Purple Prince

'Purple Prince'
Triumph Tulip


"From the tulip thou seekest
permanence, without avail."

-Abdul Hamid (d. 1732),
Afghanistan

   

Registered in 1987 by L. J. C. Schoorl, 'Purple Prince' has become a popular standard of the large-flowered Triumphs. Its outer petals are grape-juice purple or rich bright lilac-purple.

As the bloom ages, a faint lilac-violet flame provides highlights that can make it seem lit from within. The interior is beet-purple with a yellow star in the bottom of the egg-cup. The sturdy stem lifts the flower to a medium height of only one foot or fourteen inches, so it is snuggled in among the large leaves.

Purple PrinceTriumphs began to be hybridized early in the 20th Century from both early & late blooming tulips with an eye to achieving a full range of colors, unusually large blooms, & forcibility so that garden centers could prepare them potted to sell in full bloom by Christmas.

Being so easily forced, the single early 'Purple Prince,' even when properly planted as autumn bulbs, will bloom at the first hint of spring, as early as January, though not nearly so early in our garden. For us the buds are fat & purple by the second or third week of March & blooming well before March's end & in April. The photo above from the third week in March shows the freshest new bloom. The second photo shows the drift coming along nicely in the last week of March.

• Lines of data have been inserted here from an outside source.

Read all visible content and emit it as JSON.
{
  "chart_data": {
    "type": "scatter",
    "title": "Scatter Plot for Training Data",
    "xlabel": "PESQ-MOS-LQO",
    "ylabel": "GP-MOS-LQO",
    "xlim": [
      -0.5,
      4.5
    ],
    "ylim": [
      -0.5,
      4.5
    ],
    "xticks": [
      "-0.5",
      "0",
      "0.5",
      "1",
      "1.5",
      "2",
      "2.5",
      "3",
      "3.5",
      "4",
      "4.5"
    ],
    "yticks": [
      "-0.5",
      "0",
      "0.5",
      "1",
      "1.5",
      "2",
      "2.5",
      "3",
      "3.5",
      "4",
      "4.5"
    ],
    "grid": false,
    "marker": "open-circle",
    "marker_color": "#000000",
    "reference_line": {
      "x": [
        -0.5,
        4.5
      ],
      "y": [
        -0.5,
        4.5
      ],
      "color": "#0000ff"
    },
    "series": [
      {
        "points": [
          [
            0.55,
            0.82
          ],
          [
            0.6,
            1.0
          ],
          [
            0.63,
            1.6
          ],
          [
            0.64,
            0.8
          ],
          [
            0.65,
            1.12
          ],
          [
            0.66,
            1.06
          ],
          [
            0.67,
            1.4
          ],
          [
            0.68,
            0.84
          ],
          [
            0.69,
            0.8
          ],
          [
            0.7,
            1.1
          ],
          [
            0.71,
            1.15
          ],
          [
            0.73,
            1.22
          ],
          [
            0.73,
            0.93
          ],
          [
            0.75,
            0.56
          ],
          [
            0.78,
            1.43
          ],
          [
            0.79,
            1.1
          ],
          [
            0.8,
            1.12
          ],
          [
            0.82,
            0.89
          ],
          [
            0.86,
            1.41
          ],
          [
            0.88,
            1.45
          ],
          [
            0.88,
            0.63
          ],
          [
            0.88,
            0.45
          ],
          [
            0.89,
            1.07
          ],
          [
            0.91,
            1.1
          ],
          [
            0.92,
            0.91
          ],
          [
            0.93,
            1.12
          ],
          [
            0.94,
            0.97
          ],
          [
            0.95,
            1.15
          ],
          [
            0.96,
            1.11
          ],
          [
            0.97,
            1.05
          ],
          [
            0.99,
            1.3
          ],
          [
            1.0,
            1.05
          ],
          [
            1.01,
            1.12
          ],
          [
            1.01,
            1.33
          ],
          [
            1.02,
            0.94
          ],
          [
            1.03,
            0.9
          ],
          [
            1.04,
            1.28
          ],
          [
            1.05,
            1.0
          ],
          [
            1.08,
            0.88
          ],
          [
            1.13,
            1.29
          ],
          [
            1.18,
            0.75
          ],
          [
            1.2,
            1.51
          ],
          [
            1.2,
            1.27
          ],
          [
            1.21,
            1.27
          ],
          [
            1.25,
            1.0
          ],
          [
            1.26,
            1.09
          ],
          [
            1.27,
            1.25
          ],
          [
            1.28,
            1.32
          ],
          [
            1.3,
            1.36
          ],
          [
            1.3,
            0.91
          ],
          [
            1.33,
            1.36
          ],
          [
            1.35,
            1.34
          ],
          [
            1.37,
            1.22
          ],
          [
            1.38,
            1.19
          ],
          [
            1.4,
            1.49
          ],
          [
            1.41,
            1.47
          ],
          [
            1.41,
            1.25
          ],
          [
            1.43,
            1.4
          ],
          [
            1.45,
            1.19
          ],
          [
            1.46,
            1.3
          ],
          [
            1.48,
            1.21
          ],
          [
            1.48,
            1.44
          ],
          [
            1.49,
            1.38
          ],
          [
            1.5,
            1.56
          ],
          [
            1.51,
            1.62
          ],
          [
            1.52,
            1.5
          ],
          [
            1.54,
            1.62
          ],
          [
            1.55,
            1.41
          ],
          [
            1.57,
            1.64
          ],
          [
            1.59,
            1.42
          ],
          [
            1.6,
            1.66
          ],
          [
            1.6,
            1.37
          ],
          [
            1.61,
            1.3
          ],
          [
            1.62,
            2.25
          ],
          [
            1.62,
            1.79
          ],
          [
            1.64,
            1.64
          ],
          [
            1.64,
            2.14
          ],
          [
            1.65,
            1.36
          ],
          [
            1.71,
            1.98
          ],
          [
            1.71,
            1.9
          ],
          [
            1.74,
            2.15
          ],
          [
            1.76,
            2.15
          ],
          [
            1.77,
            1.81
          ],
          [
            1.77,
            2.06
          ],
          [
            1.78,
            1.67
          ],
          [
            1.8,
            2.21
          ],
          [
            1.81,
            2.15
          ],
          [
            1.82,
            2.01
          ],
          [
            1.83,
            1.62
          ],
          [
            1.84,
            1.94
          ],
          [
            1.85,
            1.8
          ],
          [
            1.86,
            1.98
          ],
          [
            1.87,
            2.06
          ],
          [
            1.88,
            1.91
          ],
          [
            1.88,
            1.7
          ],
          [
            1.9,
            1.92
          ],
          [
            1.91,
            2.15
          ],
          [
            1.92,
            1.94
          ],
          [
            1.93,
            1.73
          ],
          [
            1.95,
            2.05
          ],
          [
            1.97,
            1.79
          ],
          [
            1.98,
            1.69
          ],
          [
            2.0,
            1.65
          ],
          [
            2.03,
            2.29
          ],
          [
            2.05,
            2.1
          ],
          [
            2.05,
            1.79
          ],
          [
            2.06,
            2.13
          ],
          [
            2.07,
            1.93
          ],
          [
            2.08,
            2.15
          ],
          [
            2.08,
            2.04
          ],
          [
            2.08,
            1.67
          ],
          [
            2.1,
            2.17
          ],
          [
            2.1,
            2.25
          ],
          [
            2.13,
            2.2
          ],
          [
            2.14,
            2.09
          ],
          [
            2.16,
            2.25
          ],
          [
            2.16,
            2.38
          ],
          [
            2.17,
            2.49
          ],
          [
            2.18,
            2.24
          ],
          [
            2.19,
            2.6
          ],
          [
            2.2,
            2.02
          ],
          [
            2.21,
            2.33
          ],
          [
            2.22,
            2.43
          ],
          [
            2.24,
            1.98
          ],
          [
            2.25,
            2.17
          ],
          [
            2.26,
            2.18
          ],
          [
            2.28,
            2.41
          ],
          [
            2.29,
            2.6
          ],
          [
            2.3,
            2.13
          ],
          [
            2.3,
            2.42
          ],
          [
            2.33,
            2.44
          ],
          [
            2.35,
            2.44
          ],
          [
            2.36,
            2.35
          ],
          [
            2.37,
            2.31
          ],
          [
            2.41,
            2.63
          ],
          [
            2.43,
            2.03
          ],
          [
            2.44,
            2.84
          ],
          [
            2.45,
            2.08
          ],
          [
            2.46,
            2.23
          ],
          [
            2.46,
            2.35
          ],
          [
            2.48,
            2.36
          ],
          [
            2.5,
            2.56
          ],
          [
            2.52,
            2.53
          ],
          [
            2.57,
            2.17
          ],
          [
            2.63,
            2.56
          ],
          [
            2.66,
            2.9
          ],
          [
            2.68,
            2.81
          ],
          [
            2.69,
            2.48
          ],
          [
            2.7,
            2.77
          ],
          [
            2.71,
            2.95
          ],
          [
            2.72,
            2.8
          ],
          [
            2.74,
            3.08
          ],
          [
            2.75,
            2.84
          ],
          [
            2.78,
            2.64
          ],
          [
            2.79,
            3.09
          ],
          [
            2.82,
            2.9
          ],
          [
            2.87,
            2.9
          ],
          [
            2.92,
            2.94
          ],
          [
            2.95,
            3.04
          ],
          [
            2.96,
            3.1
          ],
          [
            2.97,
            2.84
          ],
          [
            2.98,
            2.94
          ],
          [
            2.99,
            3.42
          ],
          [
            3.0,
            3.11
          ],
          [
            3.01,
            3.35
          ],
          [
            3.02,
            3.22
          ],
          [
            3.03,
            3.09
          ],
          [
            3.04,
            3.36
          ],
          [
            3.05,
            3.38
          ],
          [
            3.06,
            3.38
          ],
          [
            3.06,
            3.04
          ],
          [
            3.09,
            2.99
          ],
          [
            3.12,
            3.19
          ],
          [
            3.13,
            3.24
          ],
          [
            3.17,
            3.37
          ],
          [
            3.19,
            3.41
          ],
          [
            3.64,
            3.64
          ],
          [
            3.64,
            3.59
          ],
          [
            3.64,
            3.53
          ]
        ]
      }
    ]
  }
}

For garden use, they should be obtained as bulbs to be planted in autumn rather than as potted plants already in bloom. When planted from out of pots as already forced bulbs, they are more apt to weaken year by year. Even in the best of cases, Triumphs aren't the ideal tulips for perennializing.

Many Triumphs have Tulipa gesneriana in their heritage, but have passed through a great many generations of hybridization. They are by now so far from their botanical origins that they cannot self-seed or naturalize, & even the individual bulbs can wear themselves out after a few years. For hybrids that really do last for years, Darwins are to be recommended, & for tulips that actually naturalize & spread, botaniucal species tulips are the way to go.

Triumphs make good bedding plants for early-spring brightness of colors. We have a drift of 'Purple Prince' alongside the alley at the corner of the garage. On the carport side of the same alley-side garden, we planted some bright pink & green (Viridiflora) 'Doll's Minuet' which begins blooming two or three weeks after 'Purple Prince,' with a one or two week overlap of blooms. Because 'Doll's Minuet' is a more interesting bloom, it got the side of the garden where we see it as we get in or out of the car, while the more basic 'Purple Prince' puts on its dazzling show for neighbors who pass through the alley, in a spot where I wouldn't want to put anything that was at all delicate.

'Doll's Minuet' & 'Purple Prince' with two flaming red 'Carnival de Nice' peony tulips mixed in, have tucked all about them Muscari latifolium bicolor grape hyacinths. Over their accumulative blossoming heads, wisteria vines dangle from the garage.